When providing image URLs, the server fetches the image at inference time. Remote URLs are not size-validated at the API layer. Ensure URLs point to images under 20 MB; larger images may cause errors.

Global Resolution Override

Set media_resolution on the request to override the detail level for all images at once — useful when you want consistent cost control across many images without setting detail on each one individually.

ValueEffect
"low"Forces all images to low detail (85 tokens each); lowest cost
"auto"Default adaptive behavior; the API decides based on image dimensions
"high"Forces all images to high detail; highest quality, highest cost
response = client.chat.completions.create(
    model="llama-3.2-11b-vision",
    messages=[
        {
            "role": "user",
            "content": [
                {"type": "text", "text": "Classify each of these images:"},
                {"type": "image_url", "image_url": {"url": "https://example.com/img1.jpg"}},
                {"type": "image_url", "image_url": {"url": "https://example.com/img2.jpg"}},
                {"type": "image_url", "image_url": {"url": "https://example.com/img3.jpg"}},
            ],
        }
    ],
    media_resolution="low",  # override all images to low detail
)

Image Token Billing

Image tokens are billed at 1.5× the standard input token rate.

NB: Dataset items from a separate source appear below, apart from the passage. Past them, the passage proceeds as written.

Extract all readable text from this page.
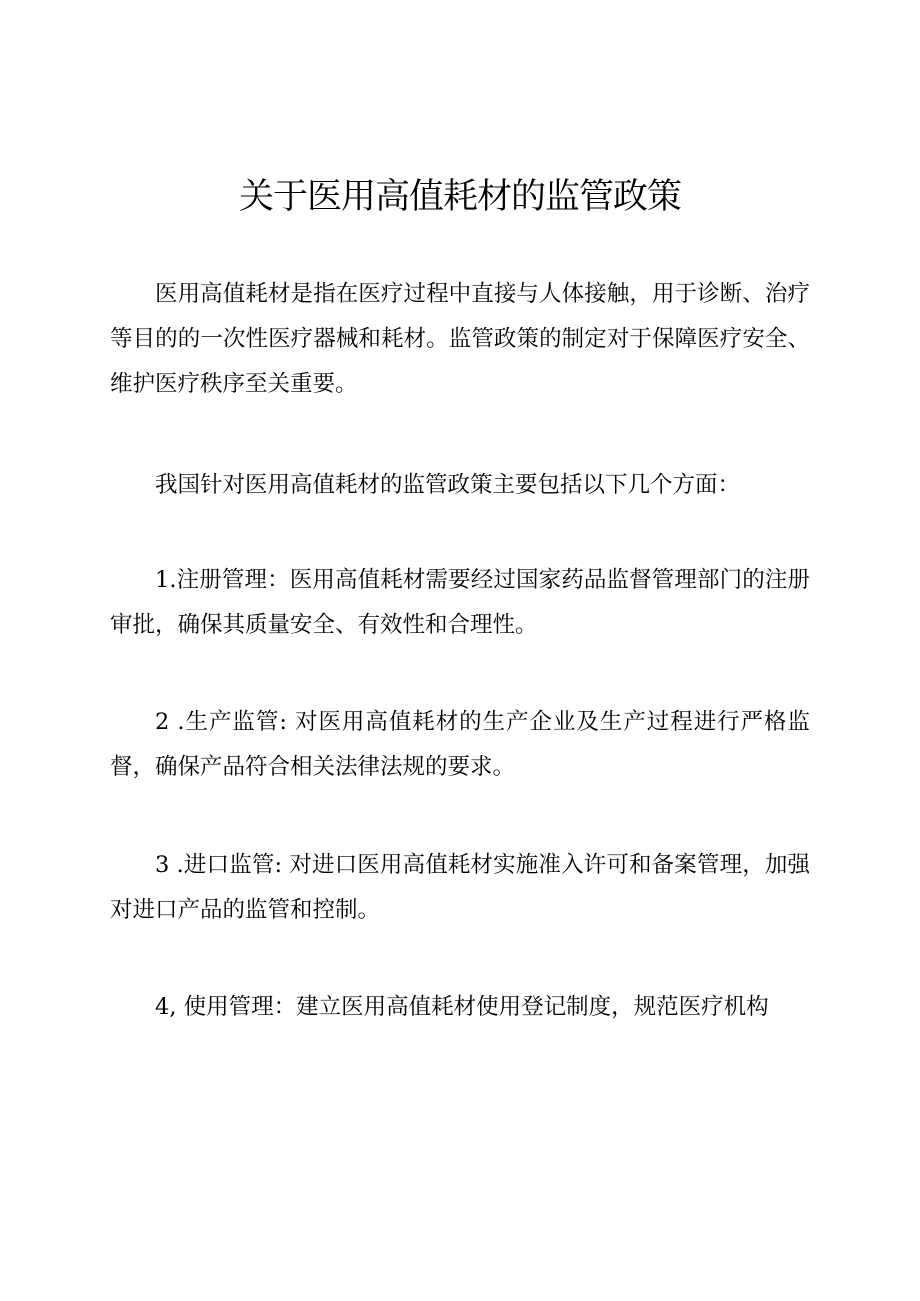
关于医用高值耗材的监管政策

医用高值耗材是指在医疗过程中直接与人体接触，用于诊断、治疗等目的的一次性医疗器械和耗材。监管政策的制定对于保障医疗安全、维护医疗秩序至关重要。

我国针对医用高值耗材的监管政策主要包括以下几个方面：

1.注册管理：医用高值耗材需要经过国家药品监督管理部门的注册审批，确保其质量安全、有效性和合理性。

2 .生产监管: 对医用高值耗材的生产企业及生产过程进行严格监督，确保产品符合相关法律法规的要求。

3 .进口监管: 对进口医用高值耗材实施准入许可和备案管理，加强对进口产品的监管和控制。

4, 使用管理：建立医用高值耗材使用登记制度，规范医疗机构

Token costs for detail: "high":

  • Images are downscaled to fit within 2048×2048 before tiling
  • A base cost of 85 tokens is always added per image
  • Each 512×512 tile costs an additional 170 tokens

For example, a 1024×1024 image at high detail: 85 base + 4 tiles × 170 = 765 tokens, billed at 1.5× the input rate.

Supported Formats

JPEG, PNG, GIF, WebP. Maximum size: 20 MB.

For animated GIFs, only the first frame dimensions are used for token calculation.

Unsupported Input

The following inputs return HTTP 400 errors:

ScenarioError
Sending an image to a non-vision model400 with message "does not support vision/image inputs"
Sending an image in an unsupported format400 with a format-specific error message

Always check the model you are using supports vision before sending image content parts. See Supported Models above for the current list.

Best Practices

  • Use detail: "low" for quick yes/no classification tasks where fine details do not matter.
  • Use detail: "high" for reading text in images, analyzing charts, or inspecting fine-grained visual details.
  • Images larger than 2048px on any side are automatically downscaled before tiling — you do not need to resize them yourself.
  • Base64 data URIs are best for local files. Public URLs are best for remotely hosted images, as they avoid inflating request payload size.
  • Avoid sending the same large image multiple times within one conversation — reference the URL repeatedly instead of re-encoding the bytes.